Comprendre quelles sont les conditions de l'immersion 


     L'immersion vous plonge complètement dans un milieu où vous ne pouvez pas fonctionner de la même manière que dans votre milieu d'origine. Il vous faudra donc trouver un mode de fonctionnement (culturel, communicatif, comportemental, linguistique) adapté à ce nouveau milieu, et plus ou moins différent de votre mode «natif». En d'autres termes, il faut apprendre à devenir une autre personne. L'apprentissage proprement linguistique ne constitue qu'une partie de cette transformation, et vous rencontrerez de (grandes) difficultés si vous tentez de continuer à fonctionner selon votre mode normal, mais dans une autre langue.

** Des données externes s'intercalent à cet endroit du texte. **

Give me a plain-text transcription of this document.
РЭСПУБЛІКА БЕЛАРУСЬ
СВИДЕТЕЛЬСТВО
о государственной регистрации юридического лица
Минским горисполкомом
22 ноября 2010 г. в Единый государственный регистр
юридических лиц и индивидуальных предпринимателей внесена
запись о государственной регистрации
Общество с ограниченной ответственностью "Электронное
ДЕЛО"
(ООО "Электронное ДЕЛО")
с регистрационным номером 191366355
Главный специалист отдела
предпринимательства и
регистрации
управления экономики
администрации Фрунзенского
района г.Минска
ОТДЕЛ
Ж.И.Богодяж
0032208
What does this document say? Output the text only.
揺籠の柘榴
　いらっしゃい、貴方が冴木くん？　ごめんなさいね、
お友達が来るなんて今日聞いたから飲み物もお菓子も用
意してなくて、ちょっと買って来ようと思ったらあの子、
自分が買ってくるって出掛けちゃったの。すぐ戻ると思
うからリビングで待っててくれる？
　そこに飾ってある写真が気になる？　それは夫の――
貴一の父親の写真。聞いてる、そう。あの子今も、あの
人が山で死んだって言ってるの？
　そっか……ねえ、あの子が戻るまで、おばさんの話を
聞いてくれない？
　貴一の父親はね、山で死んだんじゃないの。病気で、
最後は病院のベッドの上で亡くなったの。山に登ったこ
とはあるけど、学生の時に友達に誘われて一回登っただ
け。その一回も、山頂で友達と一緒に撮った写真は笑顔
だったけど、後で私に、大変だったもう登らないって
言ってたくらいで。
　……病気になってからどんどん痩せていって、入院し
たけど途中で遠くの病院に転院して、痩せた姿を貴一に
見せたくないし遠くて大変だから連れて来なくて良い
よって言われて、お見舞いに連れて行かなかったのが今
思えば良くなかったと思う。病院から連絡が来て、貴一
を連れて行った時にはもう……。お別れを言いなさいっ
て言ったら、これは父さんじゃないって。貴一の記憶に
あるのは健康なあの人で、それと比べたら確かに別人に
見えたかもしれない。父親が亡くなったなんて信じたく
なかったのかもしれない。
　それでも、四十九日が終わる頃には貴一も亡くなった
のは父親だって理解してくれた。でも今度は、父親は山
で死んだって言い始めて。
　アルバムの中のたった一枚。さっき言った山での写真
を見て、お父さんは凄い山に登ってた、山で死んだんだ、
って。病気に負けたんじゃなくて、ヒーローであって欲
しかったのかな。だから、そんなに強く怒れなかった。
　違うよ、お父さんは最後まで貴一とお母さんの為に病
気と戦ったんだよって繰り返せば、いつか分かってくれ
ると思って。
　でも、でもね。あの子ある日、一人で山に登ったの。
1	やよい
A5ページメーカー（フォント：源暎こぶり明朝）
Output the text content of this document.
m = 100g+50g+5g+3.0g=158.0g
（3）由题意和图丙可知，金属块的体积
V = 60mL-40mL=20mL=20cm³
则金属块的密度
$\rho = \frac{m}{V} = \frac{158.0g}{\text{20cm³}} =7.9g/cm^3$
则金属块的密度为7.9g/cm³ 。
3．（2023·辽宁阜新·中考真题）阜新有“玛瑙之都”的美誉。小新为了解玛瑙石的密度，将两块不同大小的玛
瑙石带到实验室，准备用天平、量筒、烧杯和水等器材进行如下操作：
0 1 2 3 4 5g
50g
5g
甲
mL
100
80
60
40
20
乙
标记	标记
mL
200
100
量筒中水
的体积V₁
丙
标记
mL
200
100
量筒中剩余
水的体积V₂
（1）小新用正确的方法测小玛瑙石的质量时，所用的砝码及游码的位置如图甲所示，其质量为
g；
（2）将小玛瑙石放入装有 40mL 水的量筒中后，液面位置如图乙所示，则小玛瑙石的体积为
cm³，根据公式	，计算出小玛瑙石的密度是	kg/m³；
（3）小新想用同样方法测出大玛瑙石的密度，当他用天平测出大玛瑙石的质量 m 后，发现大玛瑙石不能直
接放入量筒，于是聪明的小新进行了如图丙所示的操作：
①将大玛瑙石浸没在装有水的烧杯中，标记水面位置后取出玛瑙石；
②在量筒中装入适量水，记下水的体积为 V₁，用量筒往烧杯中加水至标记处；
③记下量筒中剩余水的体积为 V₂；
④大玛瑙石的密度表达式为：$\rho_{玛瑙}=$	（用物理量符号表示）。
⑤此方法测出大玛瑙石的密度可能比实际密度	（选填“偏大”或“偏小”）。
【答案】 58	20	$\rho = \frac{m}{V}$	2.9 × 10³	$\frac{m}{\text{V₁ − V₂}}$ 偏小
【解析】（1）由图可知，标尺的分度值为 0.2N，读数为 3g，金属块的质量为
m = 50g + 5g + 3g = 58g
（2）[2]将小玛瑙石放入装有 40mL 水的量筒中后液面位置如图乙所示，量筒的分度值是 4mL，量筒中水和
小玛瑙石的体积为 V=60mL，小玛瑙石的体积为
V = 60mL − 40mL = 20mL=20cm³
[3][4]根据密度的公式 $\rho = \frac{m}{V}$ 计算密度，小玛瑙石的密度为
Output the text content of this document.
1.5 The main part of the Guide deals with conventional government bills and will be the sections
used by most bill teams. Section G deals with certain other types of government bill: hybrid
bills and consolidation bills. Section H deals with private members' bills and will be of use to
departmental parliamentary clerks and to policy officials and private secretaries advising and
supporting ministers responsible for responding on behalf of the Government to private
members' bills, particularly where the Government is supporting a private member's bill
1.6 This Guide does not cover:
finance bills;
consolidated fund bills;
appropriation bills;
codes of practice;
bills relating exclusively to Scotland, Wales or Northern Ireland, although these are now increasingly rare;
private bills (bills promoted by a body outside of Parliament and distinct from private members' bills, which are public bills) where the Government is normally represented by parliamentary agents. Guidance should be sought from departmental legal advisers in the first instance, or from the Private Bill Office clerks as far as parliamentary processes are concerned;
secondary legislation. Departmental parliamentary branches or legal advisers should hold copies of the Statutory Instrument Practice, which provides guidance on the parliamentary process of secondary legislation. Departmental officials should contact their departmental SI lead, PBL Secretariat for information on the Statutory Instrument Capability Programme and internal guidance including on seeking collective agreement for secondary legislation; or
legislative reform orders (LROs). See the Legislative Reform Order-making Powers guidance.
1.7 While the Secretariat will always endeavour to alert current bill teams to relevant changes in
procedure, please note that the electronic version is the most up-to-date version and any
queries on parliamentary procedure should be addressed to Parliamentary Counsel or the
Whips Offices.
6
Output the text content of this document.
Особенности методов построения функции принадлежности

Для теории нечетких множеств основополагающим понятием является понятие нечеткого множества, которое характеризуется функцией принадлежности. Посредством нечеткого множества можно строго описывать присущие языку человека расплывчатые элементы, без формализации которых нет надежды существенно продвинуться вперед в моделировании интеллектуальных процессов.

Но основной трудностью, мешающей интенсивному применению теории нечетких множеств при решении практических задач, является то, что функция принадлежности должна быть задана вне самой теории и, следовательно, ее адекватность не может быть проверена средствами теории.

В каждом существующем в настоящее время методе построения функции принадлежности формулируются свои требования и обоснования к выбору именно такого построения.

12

  • Lisez ici l'article (en anglais) de Spielmann and Radnofsky qui définit l'émergence d'une personnalité de langue seconde ("L2 persona"), "”Learning Language Under Tension: New Directions from a Qualitative Study.” The Modern Language Journal, 85, ii, (2001), p. 259-278.
L'immersion implique un fonctionnement
« en circuit fermé »
 


     L'immersion vous plonge
dans un système (culturel, communicatif et linguistique) obéissant à ses propres règles, qui généralement ne doivent rien aux règles d'autres systèmes. Votre but n'est donc pas de passer d'un système à un autre —de l'anglais au français, de la culture américaine à l'une des cultures francophones—mais de comprendre le système dans lequel vous évoluez en fonction de sa logique interne.
     Par exemple, le sens d'un mot français doit se saisir en fonction du sens des autres mots en usage dans cette langue, et non pas des possibles équivalents qu'on peut lui trouver en anglais. De même, les valeurs culturelles se comprennent en fonction d'autres valeurs qui leur sont contiguës, ou au contraire opposées; il ne faut jamais évaluer ces éléments selon une grille de lecture qui appartient à une autre culture. Ainsi, un Américain jugeant que «les Français sont sales» parce qu'ils ne se douchent pas au moins une fois par jour applique une axiologie 'sale vs. propre' qui ne vaut que dans la culture américaine; car si les Français possèdent aussi une telle axiologie 'sale vs. propre', ce n'est pas la même, puisque les termes 'sale' et 'propre' renvoient à des valeurs assez différentes.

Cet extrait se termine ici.